El Barrio: “Cuando mis discos dejen de gustar, cantaré el Cumpleaños feliz y listo”

El multitudinario artista gaditano se reinventó con su orquesta en ‘Esencia’ y ha reelaborado el material del exitoso trabajo anterior, Hijo del Levante, e incluido cuatro canciones inéditas, con un total de 15 canciones, el más amplio de sus discos, y entre ellas una colaboración con su admirado Peret.

Como bien cuenta en una entrevista a la emisora de radio TeleTaxi,“esa es de las pocas canciones que no es mía, es suya. A mí me gustaría que los beneficios de esa canción […] fueran destinados a la familia de Peret”.  Por eso, decidió sacarlo en un disco posterior a la grabación, “me parecía una falta de respeto sacarla en un disco para que la gente pensara que El Barrio se estaba aprovechando”, comentaba el artista.

Durante su descanso de 3 años, se dedicó a componer multitud de canciones y otro evento de gran particularidad que no fue muy sonado en los medios fue su boda. El cantante José Luis Figuereo, más conocido como ‘El Barrio’, contrajo matrimonio civil en el Ayuntamiento de Cádiz el 4 de Julio de 2014. El enlace se celebró a la una y contó con la asistencia de numerosos familiares y amigos del artista de Santa María.

El músico acudía vestido con traje de chaqueta azul con corbata morada y con su tan característico sombrero. Como dice  Justo Molinero, “en 3 años has tenido tiempo de casarte”, sin embargo el cantautor lo consideraba innecesario y cuenta que lo hizo porque sus hijas tenían muchas ganas y tras mucho insistir, se casó y terminó siendo un día muy especial.

El hombre del sombrero y los pendientes de aro ha reventado en 15 ocasiones el Palacio de los Deportes madrileño y figura entre los cinco artistas más vendedores del país. El Barrio despacha un millar de ejemplares en cada firma de discos. “¿La posteridad? a mí eso no me afecta, quiyo”, objeta él, escéptico y guasón.

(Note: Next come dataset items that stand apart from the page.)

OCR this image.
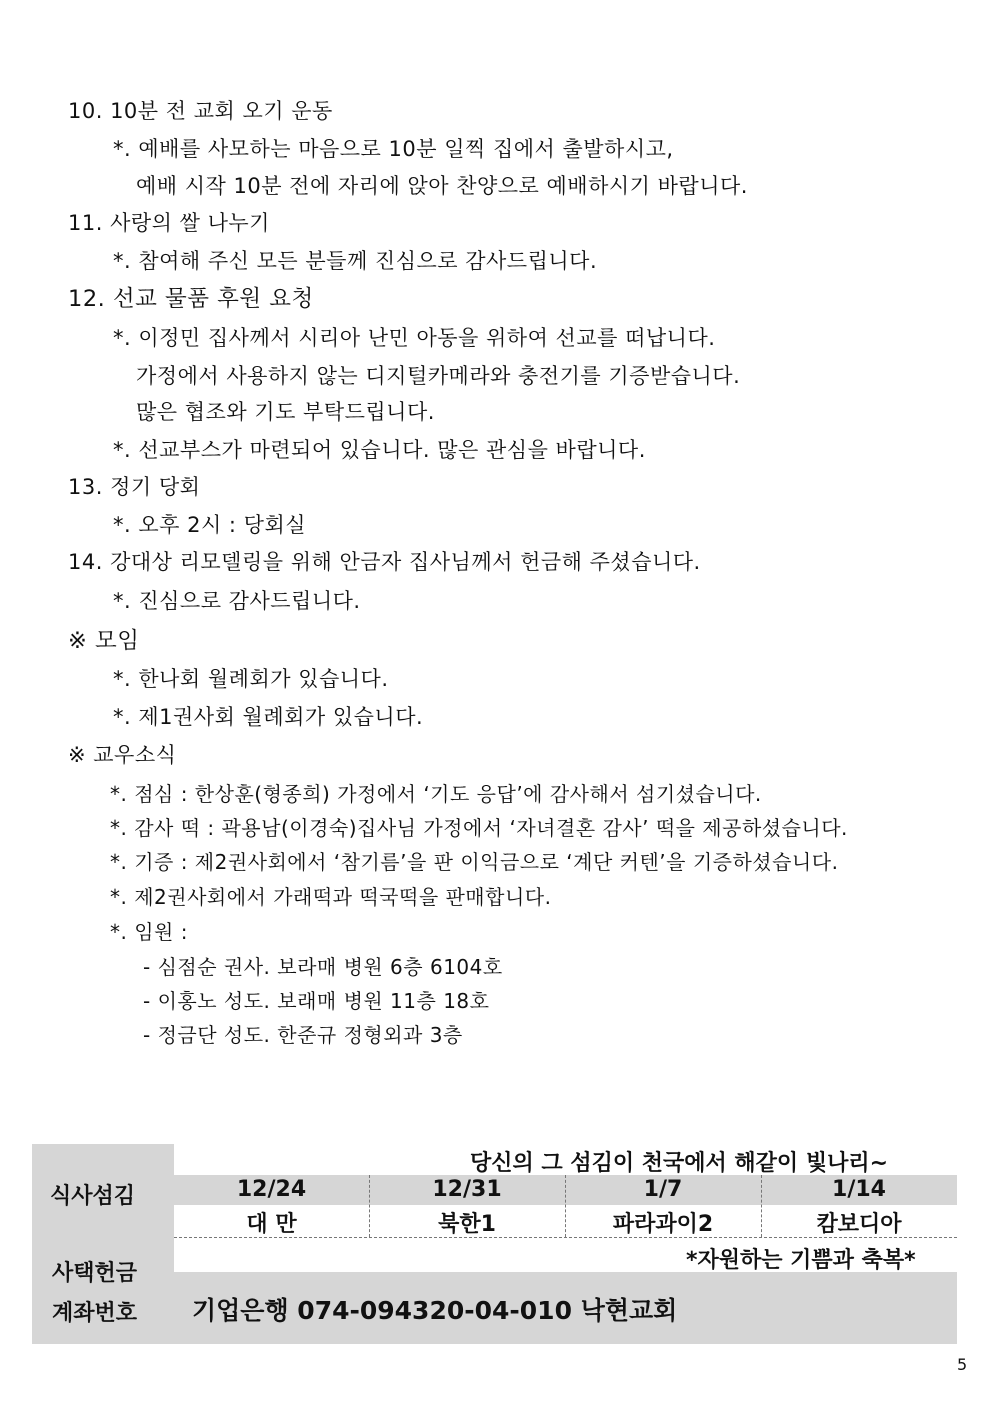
10. 10분 전 교회 오기 운동
*. 예배를 사모하는 마음으로 10분 일찍 집에서 출발하시고,
예배 시작 10분 전에 자리에 앉아 찬양으로 예배하시기 바랍니다.
11. 사랑의 쌀 나누기
*. 참여해 주신 모든 분들께 진심으로 감사드립니다.
12. 선교 물품 후원 요청
*. 이정민 집사께서 시리아 난민 아동을 위하여 선교를 떠납니다.
가정에서 사용하지 않는 디지털카메라와 충전기를 기증받습니다.
많은 협조와 기도 부탁드립니다.
*. 선교부스가 마련되어 있습니다. 많은 관심을 바랍니다.
13. 정기 당회
*. 오후 2시 : 당회실
14. 강대상 리모델링을 위해 안금자 집사님께서 헌금해 주셨습니다.
*. 진심으로 감사드립니다.
※ 모임
*. 한나회 월례회가 있습니다.
*. 제1권사회 월례회가 있습니다.
※ 교우소식
*. 점심 : 한상훈(형종희) 가정에서 ‘기도 응답’에 감사해서 섬기셨습니다.
*. 감사 떡 : 곽용남(이경숙)집사님 가정에서 ‘자녀결혼 감사’ 떡을 제공하셨습니다.
*. 기증 : 제2권사회에서 ‘참기름’을 판 이익금으로 ‘계단 커텐’을 기증하셨습니다.
*. 제2권사회에서 가래떡과 떡국떡을 판매합니다.
*. 임원 :
- 심점순 권사. 보라매 병원 6층 6104호
- 이홍노 성도. 보래매 병원 11층 18호
- 정금단 성도. 한준규 정형외과 3층
식사섬김
당신의 그 섬김이 천국에서 해같이 빛나리~
12/24	12/31	1/7	1/14
대 만	북한1	파라과이2	캄보디아
사택헌금
*자원하는 기쁨과 축복*
계좌번호 기업은행 074-094320-04-010 낙현교회
5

Selu, como es conocido entre la comunidad barriera por su nombre José Luis Figuereo, comenta que se siente “una persona feliz, pero las dos cosas que más me gustan en la vida son la soledad y el anonimato. Siempre soñé con vivir de mi arte, pero nunca pensé que llegaría tan lejos en popularidad”, se sincera. “Ahora he ganado en confianza en mí mismo, pero solo pienso en lo mismo que todo el mundo: sobrevivir. Sé que la música es lo bastante ingrata como para que, con un par de discos malos, el público te dé la espalda”.

“Yo voy a seguir con mis cosas, con mis canciones. Puedes vestir al mono de distintas maneras, pero al final somos un mono”. Y cuando mis discos dejen de gustar, pues cantaré el Cumpleaños feliz en las celebraciones familiares, y listo…”.

Los tiempos han evolucionado por fortuna para El Barrio e incluso los argumentos de sus canciones se han ido enriqueciendo con temas menos evidentes (el maltrato a la mujer, el drama del Alzheimer, los juguetes para los niños), aunque el amor, en todas sus formulaciones y desenlaces, sigue primando por encima de cualquier otra cosa. “Mis canciones no son autobiográficas porque para ello tendría que estar separándome y volviéndome a arrejuntar cada año”, se carcajea. “Con todo, me considero un tío tremendamente imaginativo. Muchas veces se me ha acercado un seguidor a decirme que tal o cual letra parecía la historia de su vida. Si tuviera que dejar la música, siempre he pensado que sería bueno haciendo guiones de películas…”.

El Barrio es un nostálgico empedernido que echa de menos aquellas 17 primaveras (“los primeros acordes, las mariposas en el estómago cuando aparecía la chica que te gustaba…”) y adereza el estado de su Whatsapp con una declaración inequívoca: “Ser niño y morir en el intento“. Pero sabe que aquello ya pasó. “Yo juré amar la noche hasta que el primer llanto de mi primera hija me obligó a cambiar de juramento. Una persona con dos chiquillas y una reputación no puede quedarse con un litro de cerveza en la primera esquina o hacer sexo detrás de un coche”.

Muchos de aquellos colegas de los años mozos fueron descolgándose y siguen en soledad. “Son amigos que hablan entre ellos y no te llaman porque piensan: a Selu ya no le gusta la cerveza, solo el vino. Al rico a veces lo hacen rico sus amigos cuando te dan de lado, pero en realidad yo sigo siendo el mismo. Soy Selu, el que al volver a Cádiz se pasea por casa en calzones y el que, cuando terminemos esta entrevista, puede bajarse contigo a tomarse unas cervezas y una chistorra”.

Fuente: El País, La Voz Digital, QueMeDices, TeleTaxi.